Zusammenprall der Religionen und der Zeiten

25.10.2013
Christliche Ängste vor dem Islam, der Bau von Minaretten, Morde durch den Geheimdienst, verborgene Glaubensorganisationen, Nachwirkungen des Bosnienkriegs: Diese Themen vermischt Sebastijan Pregelj zu einem temporeichen Fantasy-Roman.
Vier Weise sind mit Geschenken in die slowenische Hauptstadt Ljubljana gereist, um die Ankunft des Propheten Akbar zu feiern. 446 Jahre haben sie durch Ost und West fahren müssen. Dem lange Erwarteten bringen sie Geschenke mit, darunter einen Miniaturkoran und einen mit Samt verkleideten Würfel, in dessen Innerem vier Spiegel die bösen Blicke ablenken.

Der Prophet ist missgestaltet. Er hat nur ein Auge, einen verstümmelten Körper und sitzt in einem gläsernen Gefäß. Es befindet sich in der Wohnung eines 103-Jährigen im neunten Stock des Nebotiènik, einem Turmhochhaus aus den 1930er-Jahren. Akbars Worten werden die "anderen Leute aus dem Buch" lauschen, verspricht die Legende. Gemeint sind die im Koran erwähnten Christen. Der slowenische Geheimdienst hält freilich wenig vom neuen Glauben und stürmt die Wohnung.

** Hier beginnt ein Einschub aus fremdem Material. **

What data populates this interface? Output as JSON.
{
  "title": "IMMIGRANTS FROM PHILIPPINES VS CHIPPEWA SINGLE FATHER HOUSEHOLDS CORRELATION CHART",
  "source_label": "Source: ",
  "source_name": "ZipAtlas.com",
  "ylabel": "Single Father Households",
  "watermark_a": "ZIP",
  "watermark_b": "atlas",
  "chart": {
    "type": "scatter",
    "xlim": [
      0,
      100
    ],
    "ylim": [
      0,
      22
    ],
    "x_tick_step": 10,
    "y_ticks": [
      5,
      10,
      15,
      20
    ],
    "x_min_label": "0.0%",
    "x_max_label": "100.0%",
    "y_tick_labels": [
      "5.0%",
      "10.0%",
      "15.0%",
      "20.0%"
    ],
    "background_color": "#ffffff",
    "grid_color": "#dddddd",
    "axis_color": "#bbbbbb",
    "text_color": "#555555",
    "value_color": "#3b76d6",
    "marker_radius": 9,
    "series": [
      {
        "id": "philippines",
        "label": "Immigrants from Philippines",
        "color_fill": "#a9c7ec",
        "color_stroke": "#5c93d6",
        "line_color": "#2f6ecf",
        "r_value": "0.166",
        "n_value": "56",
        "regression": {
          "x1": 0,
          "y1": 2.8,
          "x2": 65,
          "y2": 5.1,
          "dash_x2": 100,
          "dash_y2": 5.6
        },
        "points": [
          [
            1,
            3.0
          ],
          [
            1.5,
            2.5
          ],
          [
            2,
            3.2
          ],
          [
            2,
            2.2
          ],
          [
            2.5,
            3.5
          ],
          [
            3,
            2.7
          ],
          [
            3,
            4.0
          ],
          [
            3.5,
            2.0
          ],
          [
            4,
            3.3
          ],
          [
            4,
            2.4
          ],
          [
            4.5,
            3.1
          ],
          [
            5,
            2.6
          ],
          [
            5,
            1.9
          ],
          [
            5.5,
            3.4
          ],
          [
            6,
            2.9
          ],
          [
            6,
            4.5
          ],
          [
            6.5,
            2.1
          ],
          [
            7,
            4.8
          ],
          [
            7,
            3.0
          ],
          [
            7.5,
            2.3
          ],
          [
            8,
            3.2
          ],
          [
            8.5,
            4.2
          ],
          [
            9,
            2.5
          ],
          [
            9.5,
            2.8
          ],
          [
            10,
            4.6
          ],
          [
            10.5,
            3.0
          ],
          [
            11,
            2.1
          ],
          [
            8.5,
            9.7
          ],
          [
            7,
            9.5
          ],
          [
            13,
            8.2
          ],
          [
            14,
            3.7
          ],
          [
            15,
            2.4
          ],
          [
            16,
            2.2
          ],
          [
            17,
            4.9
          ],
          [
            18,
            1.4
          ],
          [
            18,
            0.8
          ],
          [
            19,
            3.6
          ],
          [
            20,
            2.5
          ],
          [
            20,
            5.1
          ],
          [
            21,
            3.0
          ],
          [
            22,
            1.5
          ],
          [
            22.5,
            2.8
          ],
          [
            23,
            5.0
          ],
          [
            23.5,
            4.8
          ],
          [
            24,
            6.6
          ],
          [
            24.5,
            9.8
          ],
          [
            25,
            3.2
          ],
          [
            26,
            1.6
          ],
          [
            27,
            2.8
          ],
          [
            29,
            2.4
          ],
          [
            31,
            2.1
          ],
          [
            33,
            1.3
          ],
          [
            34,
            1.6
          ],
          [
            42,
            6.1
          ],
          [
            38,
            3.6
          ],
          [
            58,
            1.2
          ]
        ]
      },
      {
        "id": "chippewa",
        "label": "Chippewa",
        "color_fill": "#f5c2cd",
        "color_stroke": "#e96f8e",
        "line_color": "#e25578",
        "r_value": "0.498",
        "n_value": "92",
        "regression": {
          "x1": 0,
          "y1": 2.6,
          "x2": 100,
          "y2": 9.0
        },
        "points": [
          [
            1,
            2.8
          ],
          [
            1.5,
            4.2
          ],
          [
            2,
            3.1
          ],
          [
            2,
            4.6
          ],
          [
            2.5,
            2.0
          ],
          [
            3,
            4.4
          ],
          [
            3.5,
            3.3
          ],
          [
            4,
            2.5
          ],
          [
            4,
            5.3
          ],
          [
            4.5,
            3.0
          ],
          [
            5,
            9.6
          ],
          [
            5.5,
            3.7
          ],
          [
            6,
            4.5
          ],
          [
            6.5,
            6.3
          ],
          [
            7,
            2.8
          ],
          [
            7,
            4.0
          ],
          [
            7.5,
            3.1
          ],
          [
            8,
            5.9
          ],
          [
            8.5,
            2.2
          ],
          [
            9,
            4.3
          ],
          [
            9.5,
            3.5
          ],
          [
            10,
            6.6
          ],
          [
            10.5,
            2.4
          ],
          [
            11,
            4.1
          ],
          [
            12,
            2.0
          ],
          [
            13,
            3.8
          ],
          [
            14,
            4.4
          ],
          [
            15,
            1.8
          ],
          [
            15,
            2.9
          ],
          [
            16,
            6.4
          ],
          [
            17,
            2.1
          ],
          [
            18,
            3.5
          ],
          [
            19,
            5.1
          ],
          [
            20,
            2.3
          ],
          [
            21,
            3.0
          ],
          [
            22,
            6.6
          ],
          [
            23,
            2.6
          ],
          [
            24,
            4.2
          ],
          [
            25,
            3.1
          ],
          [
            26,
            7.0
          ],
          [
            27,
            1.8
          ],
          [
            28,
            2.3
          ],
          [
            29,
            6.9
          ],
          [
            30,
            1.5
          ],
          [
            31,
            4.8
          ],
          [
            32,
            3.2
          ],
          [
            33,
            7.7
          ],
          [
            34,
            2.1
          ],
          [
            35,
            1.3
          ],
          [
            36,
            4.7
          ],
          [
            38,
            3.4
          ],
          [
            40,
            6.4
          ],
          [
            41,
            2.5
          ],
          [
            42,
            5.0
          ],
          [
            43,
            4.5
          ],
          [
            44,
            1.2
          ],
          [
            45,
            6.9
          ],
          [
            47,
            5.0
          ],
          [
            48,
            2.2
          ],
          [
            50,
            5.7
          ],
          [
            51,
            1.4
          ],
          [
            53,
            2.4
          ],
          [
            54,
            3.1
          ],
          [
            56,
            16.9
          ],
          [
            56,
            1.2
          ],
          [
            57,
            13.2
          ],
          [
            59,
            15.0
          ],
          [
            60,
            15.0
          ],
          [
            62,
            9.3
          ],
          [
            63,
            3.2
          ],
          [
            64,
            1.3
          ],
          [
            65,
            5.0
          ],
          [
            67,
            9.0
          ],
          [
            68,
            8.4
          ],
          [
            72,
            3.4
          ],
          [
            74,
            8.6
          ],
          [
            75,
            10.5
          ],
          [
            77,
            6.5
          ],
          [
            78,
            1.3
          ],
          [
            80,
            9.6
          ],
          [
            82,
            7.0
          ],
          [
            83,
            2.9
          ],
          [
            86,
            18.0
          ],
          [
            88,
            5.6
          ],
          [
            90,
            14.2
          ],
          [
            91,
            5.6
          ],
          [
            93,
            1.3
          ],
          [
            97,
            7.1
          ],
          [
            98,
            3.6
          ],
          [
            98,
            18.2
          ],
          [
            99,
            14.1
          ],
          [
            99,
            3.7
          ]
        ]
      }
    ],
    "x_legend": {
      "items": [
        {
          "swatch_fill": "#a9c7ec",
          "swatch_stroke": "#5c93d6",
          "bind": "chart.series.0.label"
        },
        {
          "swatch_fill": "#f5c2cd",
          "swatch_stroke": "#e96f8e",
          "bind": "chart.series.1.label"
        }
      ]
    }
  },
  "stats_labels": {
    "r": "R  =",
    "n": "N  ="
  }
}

Wanderungen und Taten der Weisen
Der 1970 geborene Sebastijan Pregelj erzählt in seinem Roman "Auf der Terrasse des Turms von Babel" vom Zusammenprall der Religionen und der Zeiten. Passenderweise verschneidet er dafür unterschiedliche Erzähltypen. Die Hoffnung auf einen Propheten, der Islam und Christentum durch Reden von einem gläsernen Minarett aus vereint, wechselt mit Action-Elementen. Aus der Gegenwart des ersten Romanteils führt ein zweigeteilter zweiter zu islamischen und christlichen Legenden aus 500 Jahren. Sie erzählen von Wanderungen und Taten der Weisen sowie den Gegenmaßnahmen derer, die die Prophezeiung fürchten und goldene Miniaturkirchtürme planen.

In einem dritten Teil zeigt Pregelj Jahre später ein junges Paar, das in die Erstürmung des Nebotiènik verwickelt war. Die Journalistin, die den greisen Wohnungsinhaber interviewen wollte, wäre beinahe durch ihren Freund, einen Scharfschützen, umgebracht worden. Und ihr Kind Eva, unmittelbar zuvor durch Handauflegen von dem 103-Jährigen empfangen, spielt insgeheim mit den überlebenden Weisen.

Gespür für heikle Gegenwartsthemen
Christliche Ängste vor dem Islam, der Bau von Minaretten, Morde durch den Geheimdienst, verborgene Glaubensorganisationen, Nachwirkungen des Bosnienkriegs – man kann Pregelj nicht vorwerfen, kein Gespür für heikle Gegenwartsthemen zu besitzen. Differenzierte Charaktere vermag der Autor, der es mit jedem seiner bisher drei Romane auf die Shortlist des angesehenen Kresnik-Preises schaffte, allerdings nicht zu zeichnen. Das junge Paar bleibt blass, der 103-Jährige scheint Pregelj mit Verdauungsbeschwerden hinreichend charakterisiert.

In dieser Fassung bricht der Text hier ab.